EDITOR NOTE: With seven straight sessions reaching either new intraday or closing highs, gold’s modest rally is threatening a comeback while investors are realizing the Federal Reserve is powerless. The fuel driving the rise is from a small and autonomous cadre of investors; as usual--the “smart money.” Their response to the Fed’s peddled “transitory” inflation claim--a resounding “short.” Their view of the mainstream crowd as a herd blindly preparing for an outcome they can’t see. What’s important here is not the actual outcome but the payoff of both positions. If mainstream investors are right, there’s all gain and no loss. If they’re wrong, the loss can be anything from an inconvenience to a fortune burned. For precious metals investors, being on the right side can mean anything from an effective hedge to a fortune made. Being on the wrong side, however, can only mean capital preservation in the long term--as inflation, over time, even at a steady 3%, yields no ground. Remember, the dollar has lost 85% of its value since Nixon abolished, once and for all, the gold standard in 1971.
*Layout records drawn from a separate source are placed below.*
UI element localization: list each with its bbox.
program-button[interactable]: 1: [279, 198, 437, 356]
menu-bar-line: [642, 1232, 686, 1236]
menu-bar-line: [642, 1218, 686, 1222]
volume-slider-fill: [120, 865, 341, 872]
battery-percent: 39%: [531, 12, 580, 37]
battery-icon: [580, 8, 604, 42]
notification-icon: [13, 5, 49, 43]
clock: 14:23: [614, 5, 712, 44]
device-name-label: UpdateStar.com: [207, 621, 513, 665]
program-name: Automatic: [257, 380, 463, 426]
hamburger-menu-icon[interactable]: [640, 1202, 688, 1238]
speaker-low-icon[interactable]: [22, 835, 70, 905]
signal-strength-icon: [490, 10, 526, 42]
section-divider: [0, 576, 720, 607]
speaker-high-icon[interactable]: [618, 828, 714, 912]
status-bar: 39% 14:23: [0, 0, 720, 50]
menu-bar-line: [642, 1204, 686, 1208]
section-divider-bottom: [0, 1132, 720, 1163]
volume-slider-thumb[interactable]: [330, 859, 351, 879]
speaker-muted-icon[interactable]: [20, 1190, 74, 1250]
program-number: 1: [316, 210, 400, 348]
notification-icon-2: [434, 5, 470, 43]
Gold investors are taking the wheel, setting the precious metal up for a major rally as investors realize the Federal Reserve is powerless against rising and persistent inflation, according to one strategist.
The precious metal on Thursday was flirting with a sixth straight day of gains, hovering near $1,800 an ounce. It has rallied 8.5% since touching a nine-month low of $1,677.70 an ounce on March 8.
"Markets are basically preparing for the wrong outcome," said Peter Schiff, CEO and president of Westport, Connecticut-based Euro Pacific Capital.
Schiff says markets are finally starting to come to the conclusion that "inflation is not transitory," and is a problem the Federal Reserve will try to solve with rate hikes and tapering.
Investors have begun pricing in tighter monetary policy, and therefore a weaker economy, by buying U.S. dollars and Treasurys.
The dollar this week hit a three-month high against a basket of its peers heavily weighted in favor of the euro. This as the 10-year yield fell to 1.25%, or -95 basis points when adjusted for inflation, both of which were the lowest since February.
At the same time, investors have been unloading their bets on inflation and economic growth, like commodities and cyclical stocks, in anticipation the Fed will successfully fend off the bout of inflation it says is temporary.
But the tide is turning against the Fed’s narrative that inflation is transitory.
International Monetary Fund managing director Kristalina Georgieva warned that additional fiscal support could "further fuel inflationary pressures" and cause the Fed to raise rates earlier than expected.
Schiff says the Fed knows inflation isn’t transitory and that central bank has been pushing that narrative because it is in "no position" to fight higher prices as it looks to support the labor market and the economy.
"When the markets figure this out, that's when gold is really going to take off," he added.
Analysts at Goldman Sachs said in a note sent to clients on Tuesday that gold has "material upside" should the global recovery not play out as expected and inflation increases "significantly above expectations."
In that scenario, the firm says gold could reach $2,300 an ounce, or $300 more than in its base-case scenario.
Meanwhile, strategists at Bank of America say a pickup in inflation should "bring new buyers into the market," but worry that tighter monetary policy will keep the precious metal range bound. They lowered their 2021 target to $1,828 from $1,843 while holding their 2022 target at $1,850.
Not everyone is calling for higher gold prices.
Adam Hoyes, an assistant economist at London-based Capital Economics, anticipates higher inflation in the years ahead but warns "long-dated real yields in the U.S. will rise significantly," serving as a headwind for gold.
He sees gold’s price falling to $1,550 per ounce by the end of 2022.